ANALYSIS OF THE ROLE PLAYED BY P63 AND DLX GENES IN THE PATHOGENESIS OF SPLIT HAND AND FOOT MALFORMATION-4

The Split Hand/split Foot Malformation (SHFM), also known as ectrodactily, occurs in approximately 1 in 18000 newborns. In almost 40% of the cases, ectrodactyly is associated with other anomalies that generate clinically distinguishable pathologies. Well-known examples of this association are the Ectrodactyly, Ectodermal dysplasia and Cleft lip/palate(EEC) and the Limb Mammary Syndrome (LMS) syndromes. Evidences have been reported in litterature proving the involvement of the DLX5, DLX6, p63, and Dactylyn genes in these syndromes. Interestingly, molecular lesions of the p63 gene, encoding a transcription factor, are also causative of the Ankyloblepharon Ectodermal dysplasia Clefting (AEC), a syndrome characterized by skin alterations without limb defects while the AEC-like Tricho-Dento-Osseous (TDO) syndrome, is due to the functional inactivation of DLX3. The strong similarities among all these conditions indicate that the various genes involved in these diseases could be organized in a common cascade of regulatory events regulating limb and epidermal development.
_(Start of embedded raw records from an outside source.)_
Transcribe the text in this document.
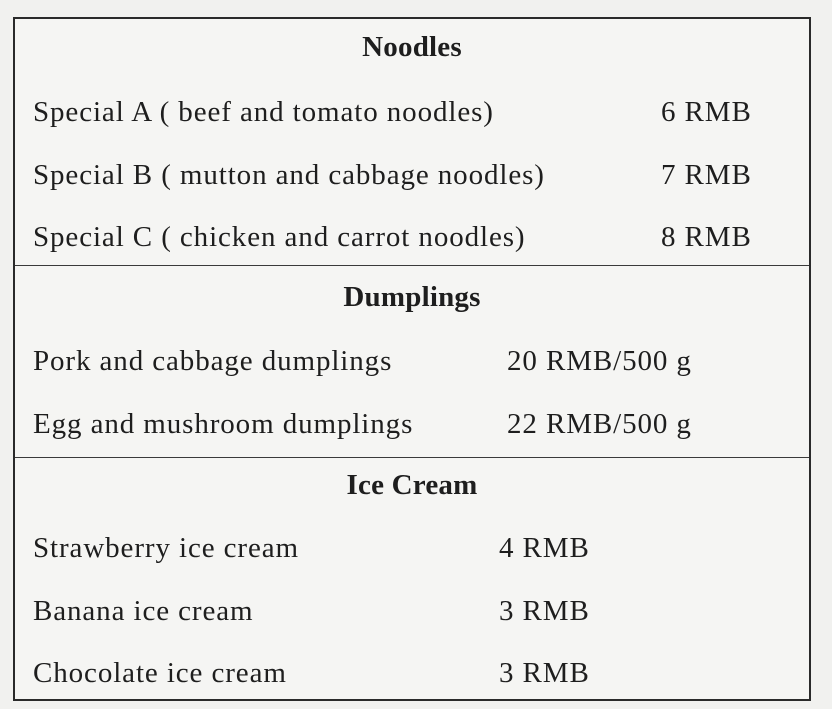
Noodles
Special A ( beef and tomato noodles)	6 RMB
Special B ( mutton and cabbage noodles)	7 RMB
Special C ( chicken and carrot noodles)	8 RMB
Dumplings
Pork and cabbage dumplings	20 RMB/500 g
Egg and mushroom dumplings	22 RMB/500 g
Ice Cream
Strawberry ice cream	4 RMB
Banana ice cream	3 RMB
Chocolate ice cream	3 RMB
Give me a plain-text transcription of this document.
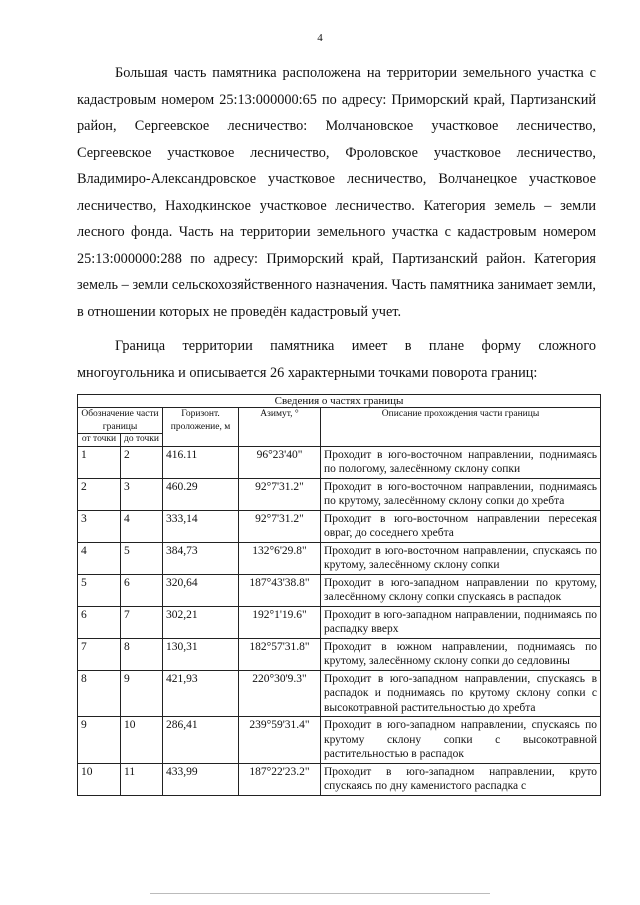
4

Большая часть памятника расположена на территории земельного участка с кадастровым номером 25:13:000000:65 по адресу: Приморский край, Партизанский район, Сергеевское лесничество: Молчановское участковое лесничество, Сергеевское участковое лесничество, Фроловское участковое лесничество, Владимиро-Александровское участковое лесничество, Волчанецкое участковое лесничество, Находкинское участковое лесничество. Категория земель – земли лесного фонда. Часть на территории земельного участка с кадастровым номером 25:13:000000:288 по адресу: Приморский край, Партизанский район. Категория земель – земли сельскохозяйственного назначения. Часть памятника занимает земли, в отношении которых не проведён кадастровый учет.

Граница территории памятника имеет в плане форму сложного многоугольника и описывается 26 характерными точками поворота границ:

Сведения о частях границы				
Обозначение части границы		Горизонт. проложение, м	Азимут, °	Описание прохождения части границы
от точки	до точки			
1	2	416.11	96°23'40"	Проходит в юго-восточном направлении, поднимаясь по пологому, залесённому склону сопки
2	3	460.29	92°7'31.2"	Проходит в юго-восточном направлении, поднимаясь по крутому, залесённому склону сопки до хребта
3	4	333,14	92°7'31.2"	Проходит в юго-восточном направлении пересекая овраг, до соседнего хребта
4	5	384,73	132°6'29.8"	Проходит в юго-восточном направлении, спускаясь по крутому, залесённому склону сопки
5	6	320,64	187°43'38.8"	Проходит в юго-западном направлении по крутому, залесённому склону сопки спускаясь в распадок
6	7	302,21	192°1'19.6"	Проходит в юго-западном направлении, поднимаясь по распадку вверх
7	8	130,31	182°57'31.8"	Проходит в южном направлении, поднимаясь по крутому, залесённому склону сопки до седловины
8	9	421,93	220°30'9.3"	Проходит в юго-западном направлении, спускаясь в распадок и поднимаясь по крутому склону сопки с высокотравной растительностью до хребта
9	10	286,41	239°59'31.4"	Проходит в юго-западном направлении, спускаясь по крутому склону сопки с высокотравной растительностью в распадок
10	11	433,99	187°22'23.2"	Проходит в юго-западном направлении, круто спускаясь по дну каменистого распадка с
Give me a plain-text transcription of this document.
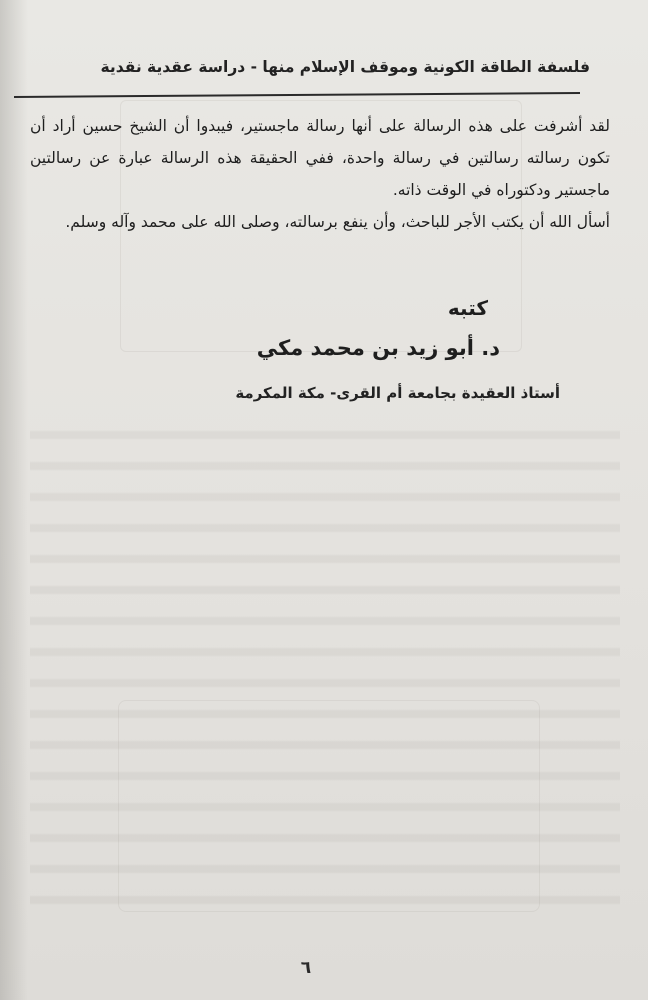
فلسفة الطاقة الكونية وموقف الإسلام منها - دراسة عقدية نقدية

لقد أشرفت على هذه الرسالة على أنها رسالة ماجستير، فيبدوا أن الشيخ حسين أراد أن تكون رسالته رسالتين في رسالة واحدة، ففي الحقيقة هذه الرسالة عبارة عن رسالتين ماجستير ودكتوراه في الوقت ذاته.

أسأل الله أن يكتب الأجر للباحث، وأن ينفع برسالته، وصلى الله على محمد وآله وسلم.

كتبه
د. أبو زيد بن محمد مكي
أستاذ العقيدة بجامعة أم القرى- مكة المكرمة
٦
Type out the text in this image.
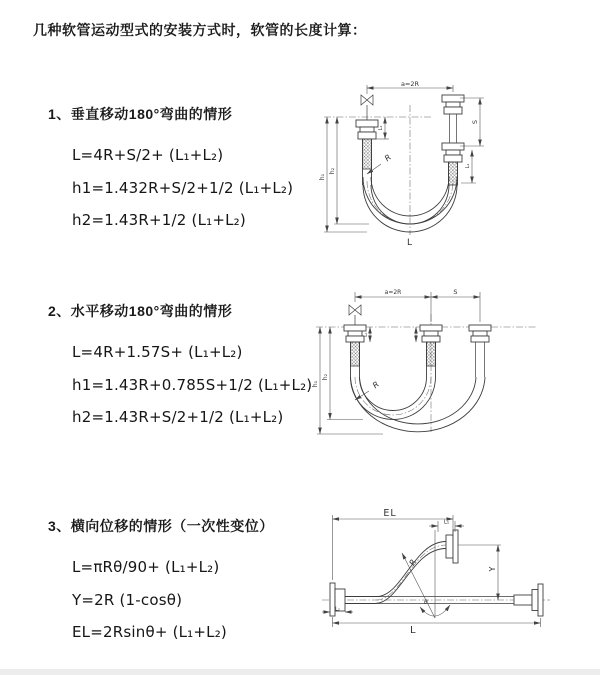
几种软管运动型式的安装方式时，软管的长度计算：

1、垂直移动180°弯曲的情形

L=4R+S/2+ (L₁+L₂)
h1=1.432R+S/2+1/2 (L₁+L₂)
h2=1.43R+1/2 (L₁+L₂)

2、水平移动180°弯曲的情形

L=4R+1.57S+ (L₁+L₂)
h1=1.43R+0.785S+1/2 (L₁+L₂)
h2=1.43R+S/2+1/2 (L₁+L₂)

3、横向位移的情形（一次性变位）

L=πRθ/90+ (L₁+L₂)
Y=2R (1-cosθ)
EL=2Rsinθ+ (L₁+L₂)
a=2R
h₁
h₂
L₁
S
L₁
R
L
a=2R	S
h₁
h₂
L₁
R
EL
L₁
Y
R
θ
L₂
L
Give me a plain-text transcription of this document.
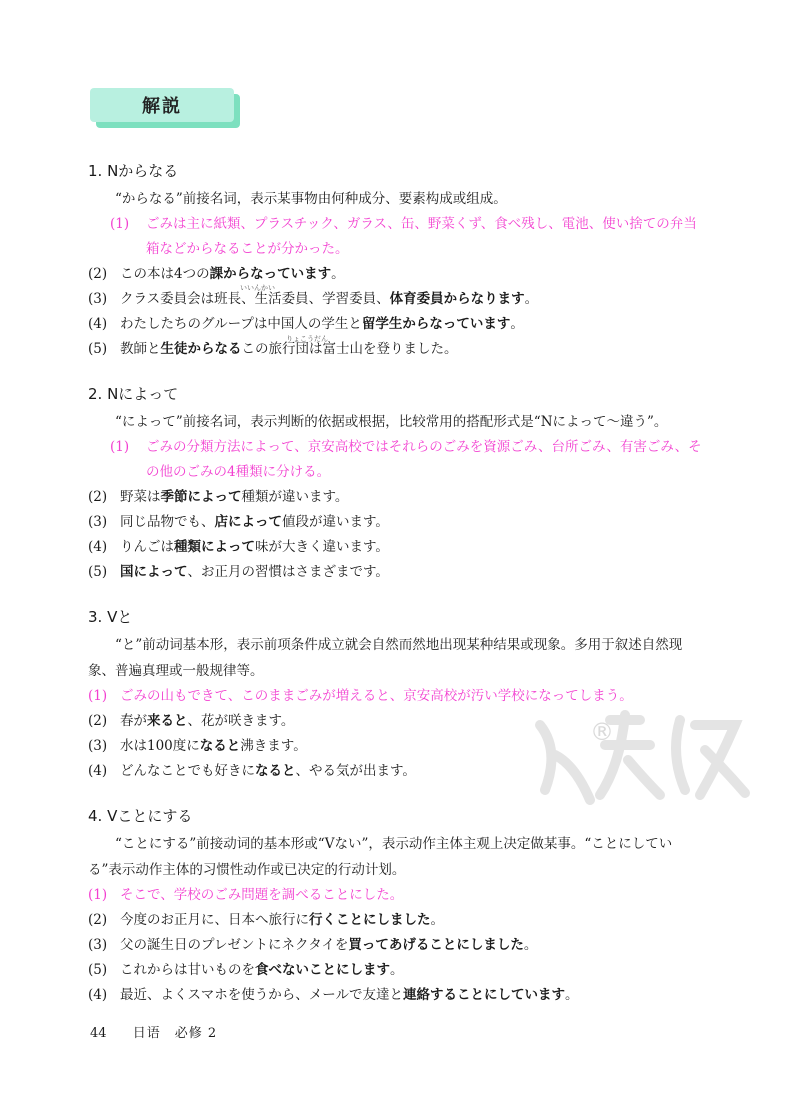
解説

1. Nからなる

“からなる”前接名词，表示某事物由何种成分、要素构成或组成。

(1) ごみは主に紙類、プラスチック、ガラス、缶、野菜くず、食べ残し、電池、使い捨ての弁当箱などからなることが分かった。

(2) この本は4つの課からなっています。

(3) クラス委員会は班長、生活委員、学習委員、体育委員からなります。

(4) わたしたちのグループは中国人の学生と留学生からなっています。

(5) 教師と生徒からなるこの旅行団は富士山を登りました。

いいんかい
りょこうだん

2. Nによって

“によって”前接名词，表示判断的依据或根据，比较常用的搭配形式是“Nによって～違う”。

(1) ごみの分類方法によって、京安高校ではそれらのごみを資源ごみ、台所ごみ、有害ごみ、その他のごみの4種類に分ける。

(2) 野菜は季節によって種類が違います。

(3) 同じ品物でも、店によって値段が違います。

(4) りんごは種類によって味が大きく違います。

(5) 国によって、お正月の習慣はさまざまです。

3. Vと

“と”前动词基本形，表示前项条件成立就会自然而然地出现某种结果或现象。多用于叙述自然现

象、普遍真理或一般规律等。

(1) ごみの山もできて、このままごみが増えると、京安高校が汚い学校になってしまう。

(2) 春が来ると、花が咲きます。

(3) 水は100度になると沸きます。

(4) どんなことでも好きになると、やる気が出ます。

®

4. Vことにする

“ことにする”前接动词的基本形或“Vない”，表示动作主体主观上决定做某事。“ことにしてい

る”表示动作主体的习惯性动作或已决定的行动计划。

(1) そこで、学校のごみ問題を調べることにした。

(2) 今度のお正月に、日本へ旅行に行くことにしました。

(3) 父の誕生日のプレゼントにネクタイを買ってあげることにしました。

(5) これからは甘いものを食べないことにします。

(4) 最近、よくスマホを使うから、メールで友達と連絡することにしています。

44 日语　必修 2
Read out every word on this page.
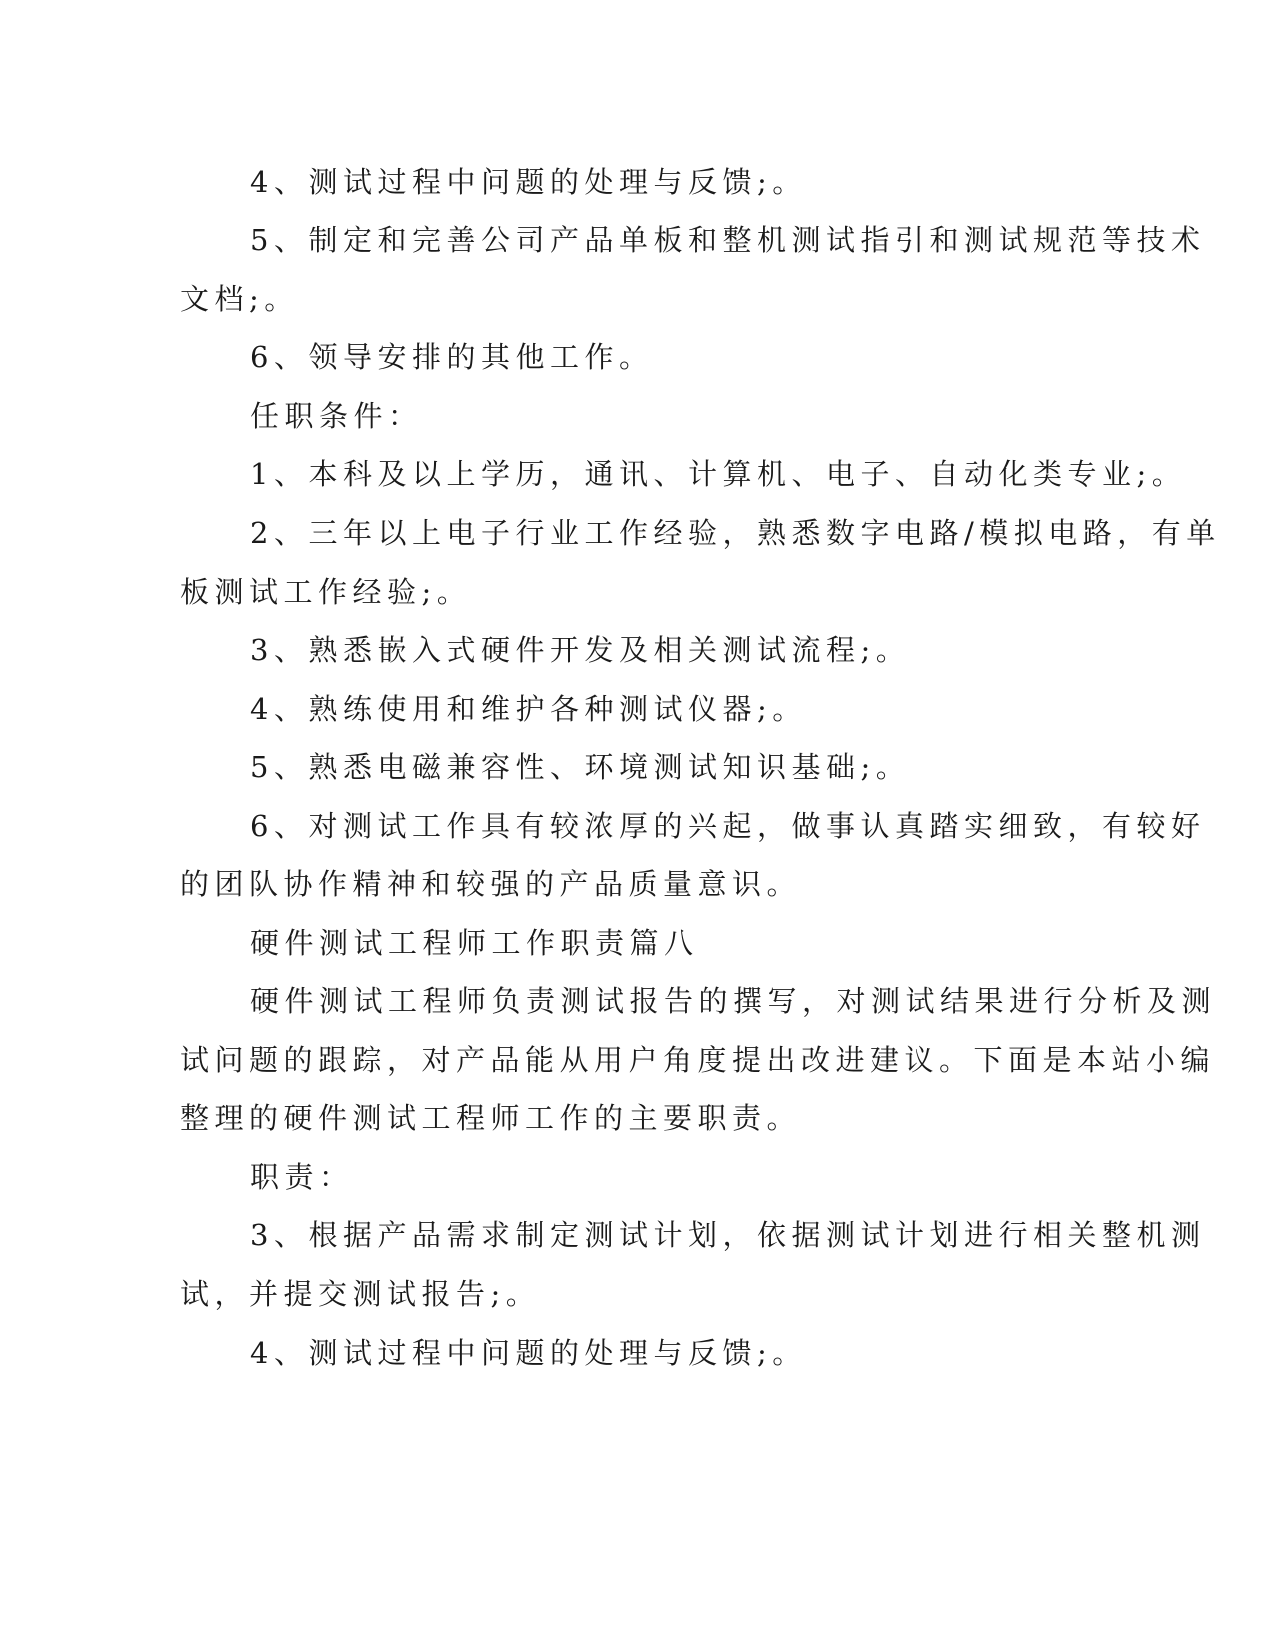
4、测试过程中问题的处理与反馈;。
5、制定和完善公司产品单板和整机测试指引和测试规范等技术
文档;。
6、领导安排的其他工作。
任职条件：
1、本科及以上学历，通讯、计算机、电子、自动化类专业;。
2、三年以上电子行业工作经验，熟悉数字电路/模拟电路，有单
板测试工作经验;。
3、熟悉嵌入式硬件开发及相关测试流程;。
4、熟练使用和维护各种测试仪器;。
5、熟悉电磁兼容性、环境测试知识基础;。
6、对测试工作具有较浓厚的兴起，做事认真踏实细致，有较好
的团队协作精神和较强的产品质量意识。
硬件测试工程师工作职责篇八
硬件测试工程师负责测试报告的撰写，对测试结果进行分析及测
试问题的跟踪，对产品能从用户角度提出改进建议。下面是本站小编
整理的硬件测试工程师工作的主要职责。
职责：
3、根据产品需求制定测试计划，依据测试计划进行相关整机测
试，并提交测试报告;。
4、测试过程中问题的处理与反馈;。
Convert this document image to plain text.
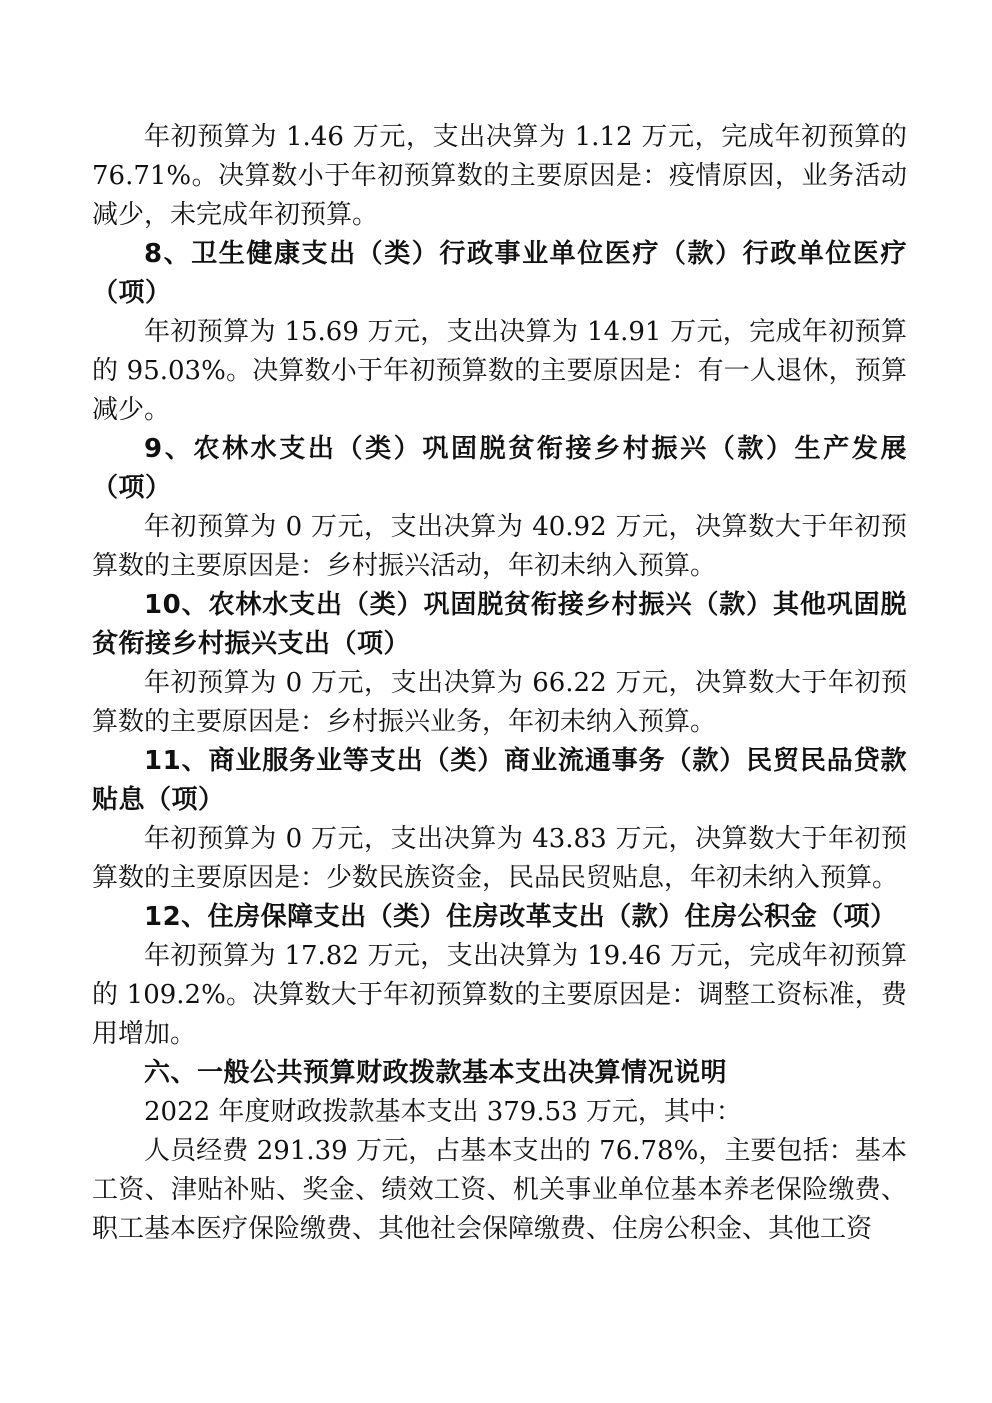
年初预算为 1.46 万元，支出决算为 1.12 万元，完成年初预算的 76.71%。决算数小于年初预算数的主要原因是：疫情原因，业务活动减少，未完成年初预算。

8、卫生健康支出（类）行政事业单位医疗（款）行政单位医疗（项）

年初预算为 15.69 万元，支出决算为 14.91 万元，完成年初预算的 95.03%。决算数小于年初预算数的主要原因是：有一人退休，预算减少。

9、农林水支出（类）巩固脱贫衔接乡村振兴（款）生产发展（项）

年初预算为 0 万元，支出决算为 40.92 万元，决算数大于年初预算数的主要原因是：乡村振兴活动，年初未纳入预算。

10、农林水支出（类）巩固脱贫衔接乡村振兴（款）其他巩固脱贫衔接乡村振兴支出（项）

年初预算为 0 万元，支出决算为 66.22 万元，决算数大于年初预算数的主要原因是：乡村振兴业务，年初未纳入预算。

11、商业服务业等支出（类）商业流通事务（款）民贸民品贷款贴息（项）

年初预算为 0 万元，支出决算为 43.83 万元，决算数大于年初预算数的主要原因是：少数民族资金，民品民贸贴息，年初未纳入预算。

12、住房保障支出（类）住房改革支出（款）住房公积金（项）

年初预算为 17.82 万元，支出决算为 19.46 万元，完成年初预算的 109.2%。决算数大于年初预算数的主要原因是：调整工资标准，费用增加。

六、一般公共预算财政拨款基本支出决算情况说明

2022 年度财政拨款基本支出 379.53 万元，其中：

人员经费 291.39 万元，占基本支出的 76.78%，主要包括：基本工资、津贴补贴、奖金、绩效工资、机关事业单位基本养老保险缴费、职工基本医疗保险缴费、其他社会保障缴费、住房公积金、其他工资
EEC-like limb deformities and developmental malformations were detected in human feti in the 1950s, when pregnant women used the anti-nausea drug Thalidomide. Preliminary experiments, performed by us on Thalidomide-treated mammalian cells and Xenopus embryos, suggest that p63 is a molecular target of Thalidomide during development. In this proposal we intend to i) identify the regulative elements conferring p63-responsiveness to Dlx genes, ii) determine the p63 protein modification induced by Thalidomide iii) Verify how the expression of Dlx and other p63 responsive genes is affected in Thalidomide treated HaCaT cells and Xenopus embryos. We expect our study to shed light on cellular pathways regulating skin and limb development and help to devise strategies for therapies that alleviate symptoms of these hereditary pathologies.